The trainees were fortunate though as the Veterans who came to train them were seasoned men of the 1st and 2nd Battalion the Royal Irish Regiment (R IRISH) some of them fresh from Afghanistan and also an Regular Instructor from the Army Training Regiment Pirbright (ATR(P)).
The soldiers were aiming for the final goal of receiving their Caubeens marking them as Soldiers of 2 R IRISH before flying over to England to complete their Phase 2 training at the Infantry Training Centre in Catterick, North Yorkshire.
During the training the Recruits were trained in a number of topics such as Basic Weapons, Field craft, First Aid, Map Reading and were also tested for their Fitness and Stamina. The exercise also introduced the Recruits to soldiering outdoors on the expansive training area at Ballykinler with a number of overnight excursions to further practice the lessons being taught.
A large majority of those in training have a wish to deploy on operations in Afghanistan upon completion of their training. Many of them were there for various financial reasons such as being made redundant or self-employment was not bringing in enough money so the TA is a good option to top up wages.
Recruit Jonny Wright, 22 from Portadown said of the experience “Shamrock Challenge for me was fantastic, it was the best experience I’ve ever had.
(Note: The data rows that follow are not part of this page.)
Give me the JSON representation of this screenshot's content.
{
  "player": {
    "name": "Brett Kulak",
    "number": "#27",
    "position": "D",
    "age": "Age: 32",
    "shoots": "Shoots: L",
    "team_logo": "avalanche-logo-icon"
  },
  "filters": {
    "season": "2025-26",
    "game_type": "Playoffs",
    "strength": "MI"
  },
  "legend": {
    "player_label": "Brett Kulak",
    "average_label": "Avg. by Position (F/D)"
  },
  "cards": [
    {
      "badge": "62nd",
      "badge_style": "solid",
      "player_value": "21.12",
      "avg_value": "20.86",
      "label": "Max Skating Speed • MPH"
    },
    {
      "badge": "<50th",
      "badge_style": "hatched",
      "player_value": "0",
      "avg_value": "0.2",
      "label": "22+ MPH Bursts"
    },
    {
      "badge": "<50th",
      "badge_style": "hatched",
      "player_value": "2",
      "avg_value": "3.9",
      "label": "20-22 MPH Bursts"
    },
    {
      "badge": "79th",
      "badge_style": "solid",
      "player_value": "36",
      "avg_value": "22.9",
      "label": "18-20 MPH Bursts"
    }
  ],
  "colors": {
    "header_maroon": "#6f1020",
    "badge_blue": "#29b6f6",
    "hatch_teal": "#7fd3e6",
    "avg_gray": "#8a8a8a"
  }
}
It’s a fantastic way to spend a summer time. The friend’s that I have made have been loyal to me and they helped me out during the tasks that we had through our course.”
Recruit Dylan North who at 43 is the oldest of the group. He has transferred from 253 (Irish) Medical Regiment based in Belfast after stating “I’m looking for a challenge like this and want to do it before I get too old”.
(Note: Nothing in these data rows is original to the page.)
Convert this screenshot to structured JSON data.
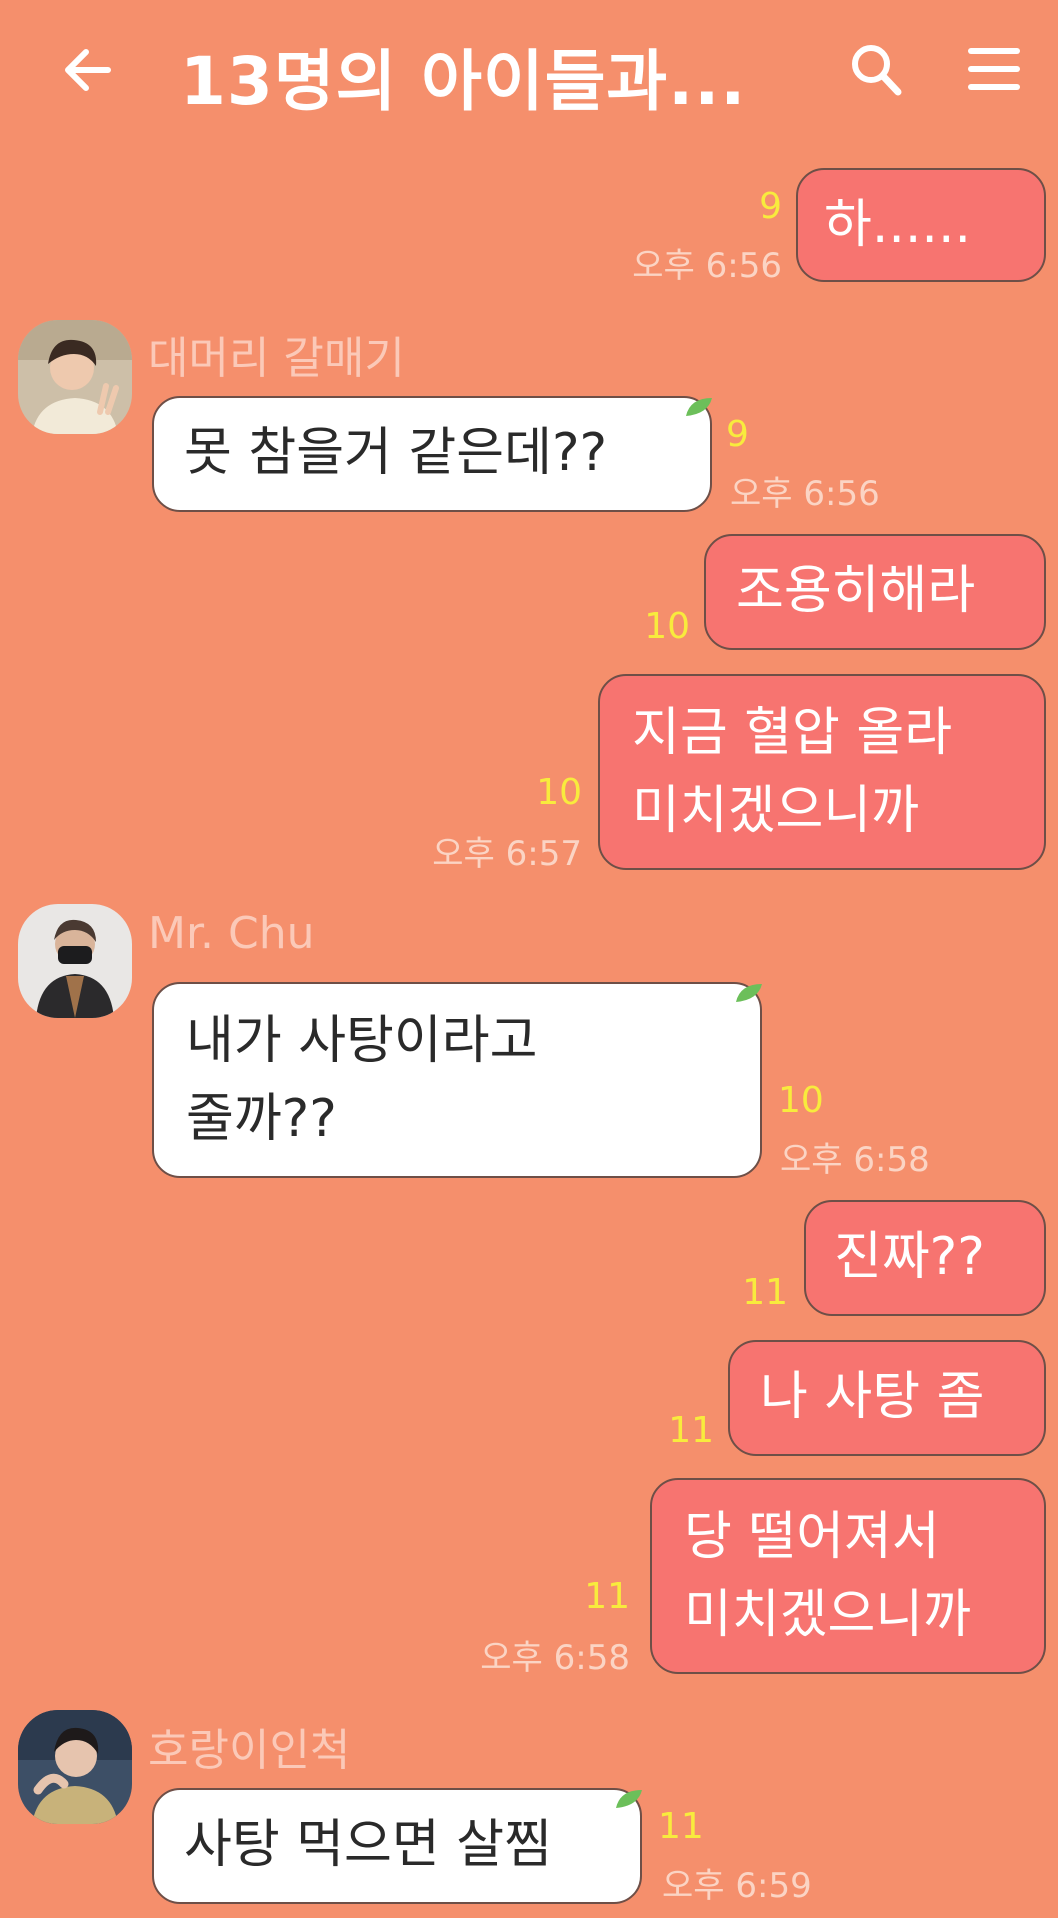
{
  "header": {
    "back_icon": "arrow-left-icon",
    "title": "13명의 아이들과...",
    "search_icon": "search-icon",
    "menu_icon": "hamburger-menu-icon"
  },
  "colors": {
    "background": "#f58f6c",
    "my_bubble": "#f77470",
    "their_bubble": "#ffffff",
    "unread": "#f8eb3d"
  },
  "messages": [
    {
      "id": "m1",
      "side": "me",
      "lines": [
        "하......"
      ],
      "unread": "9",
      "time": "오후 6:56"
    },
    {
      "id": "m2",
      "side": "them",
      "sender": "대머리 갈매기",
      "lines": [
        "못 참을거 같은데??"
      ],
      "unread": "9",
      "time": "오후 6:56"
    },
    {
      "id": "m3",
      "side": "me",
      "lines": [
        "조용히해라"
      ],
      "unread": "10",
      "time": ""
    },
    {
      "id": "m4",
      "side": "me",
      "lines": [
        "지금 혈압 올라",
        "미치겠으니까"
      ],
      "unread": "10",
      "time": "오후 6:57"
    },
    {
      "id": "m5",
      "side": "them",
      "sender": "Mr. Chu",
      "lines": [
        "내가 사탕이라고",
        "줄까??"
      ],
      "unread": "10",
      "time": "오후 6:58"
    },
    {
      "id": "m6",
      "side": "me",
      "lines": [
        "진짜??"
      ],
      "unread": "11",
      "time": ""
    },
    {
      "id": "m7",
      "side": "me",
      "lines": [
        "나 사탕 좀"
      ],
      "unread": "11",
      "time": ""
    },
    {
      "id": "m8",
      "side": "me",
      "lines": [
        "당 떨어져서",
        "미치겠으니까"
      ],
      "unread": "11",
      "time": "오후 6:58"
    },
    {
      "id": "m9",
      "side": "them",
      "sender": "호랑이인척",
      "lines": [
        "사탕 먹으면 살찜"
      ],
      "unread": "11",
      "time": "오후 6:59"
    }
  ]
}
Following on from the Royal Irish recruits were those potential soldiers destined for other T.A units with Northern Ireland. Many of which have provided large numbers of soldiers bound for Operational hotspots such as Afghanistan. A full training team from ATR(P) came over to Ballykinler for the five week duration to turn the civilians into part time soldiers.
The group had a different demographic to their Infantry counterparts with an age range from 17 to 45 with a small number of females looking to make their mark.
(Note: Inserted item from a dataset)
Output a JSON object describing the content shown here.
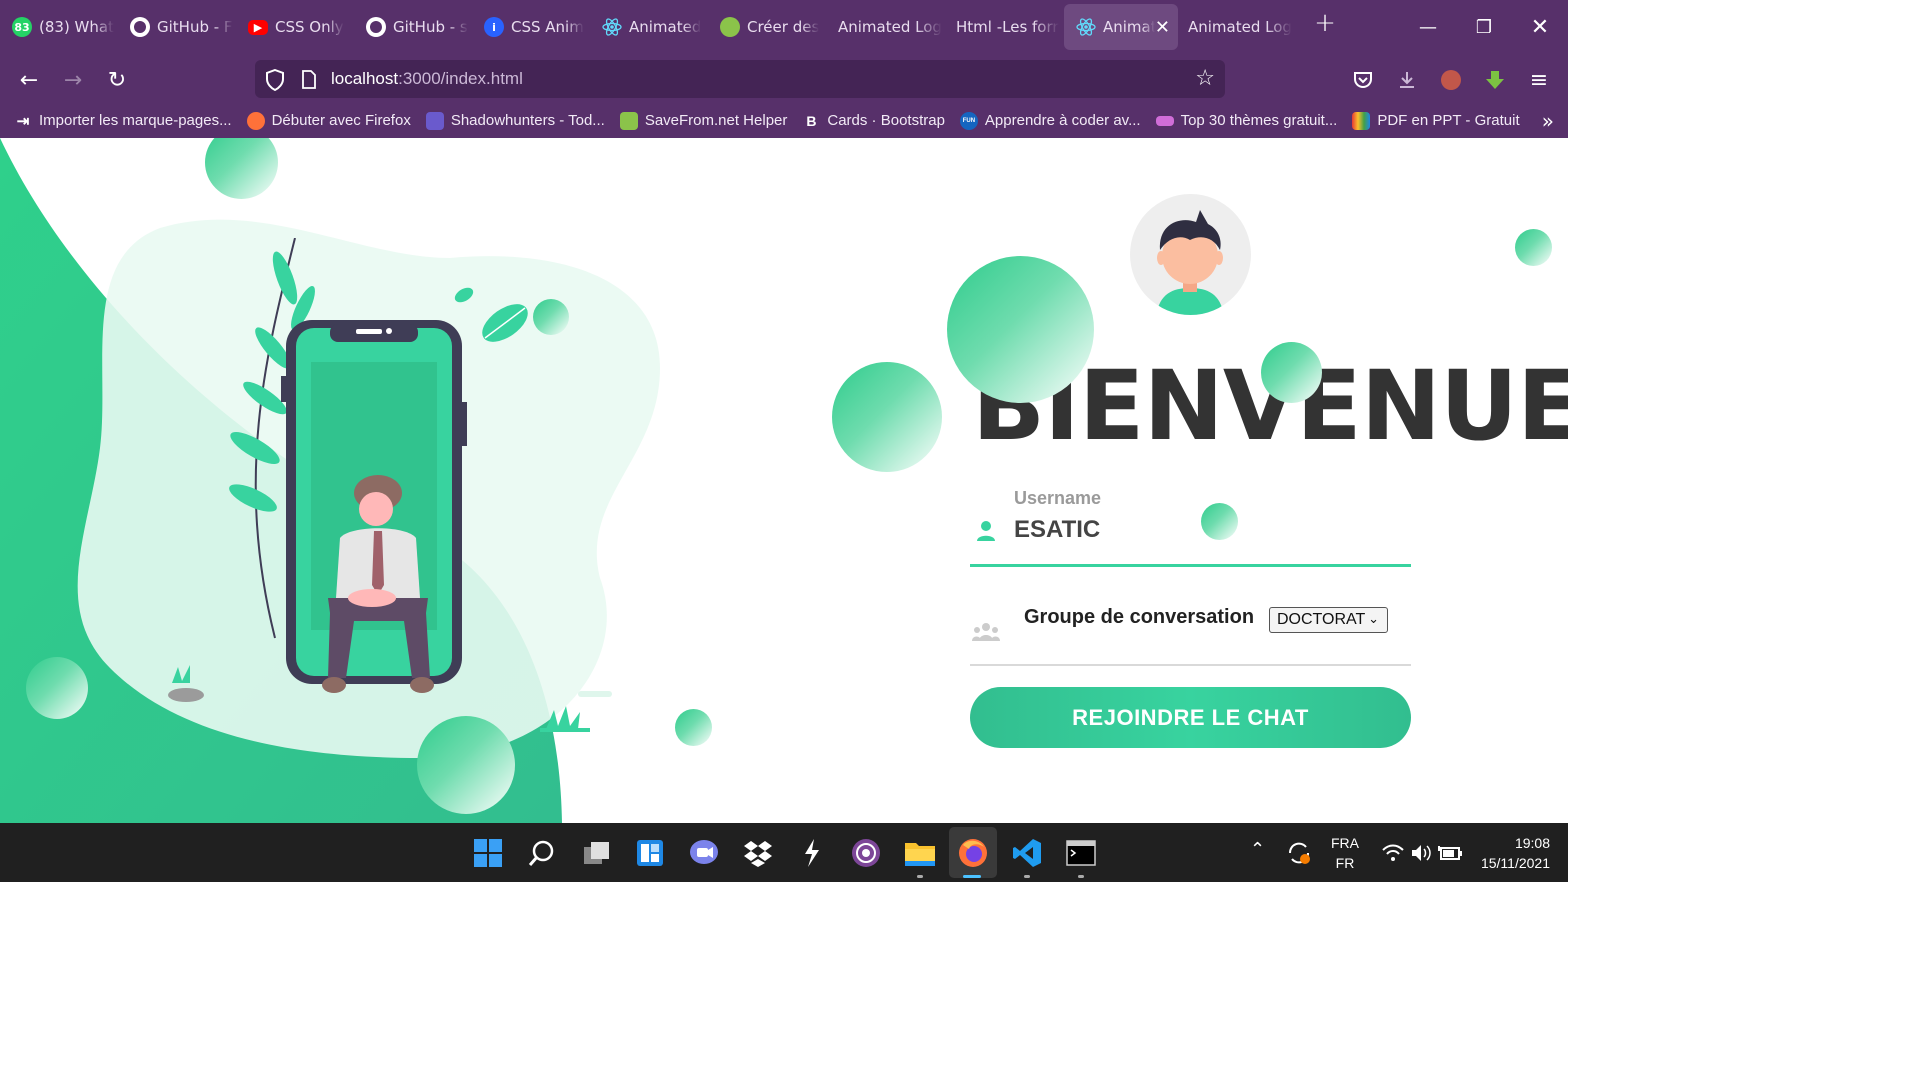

One of the few females taking part was Recruit Toni Reid, 19 from Antrim. Toni has dreams of one day being an Officer in the Army. “I came on Shamrock Challenge for the experience into army life as I eventually want to become an officer in the full time army. The exercise has been challenging, you know, lack of sleep and getting up, having to do everything in the dark and organising yourself. Also ‘buddying’ up with another person as well and trying to help them out and working together it’s been a struggle, but enjoyable at the end. Especially the girls, because yo we were sharing a room together and doing everything together.”
The course was very much centred on Afghan based operations and even included Bayonet training which the females took part in. Toni said afterwards “I did enjoy the bayonet training, just trying to get it into more of a realistic setting, getting the aggression going. It was really good.”
Their final Passing Off Parade was a proud, joyous moment with families and friends coming to watch the parade held in Ballykinler, in shadow of the Mournes. For the parade both courses came together to become soldiers together.
One of the youngest there was Recruit Stefan Mullen, 17 from Glengormley. “The reason I came to do Shamrock Challenge was for the experience. I wasn’t getting enough in mechanics, I’m studying mechanics in Tech but I’m not in a Mechanics Garage and I want a bit more experience so I joined 591 (TA) Royal Engineers in Bangor.
It has certainly been challenging but interesting and the friends I’ve made, most of them, they’re all good lads and I’ll keep in touch with a good lot of them. I’d recommend it to anyone.”
For most of these men and women especially the younger ones, it was certainly a life changing experience, with many of them wishing to deploy in the next few years, they will certainly add their weight to the numbers of Ulster TA soldiers standing up to do their bit year after year alongside their full time counterparts.
I was there to capture their moments of pain, laughter and comradeship as they underwent one of the toughest tests of their lives.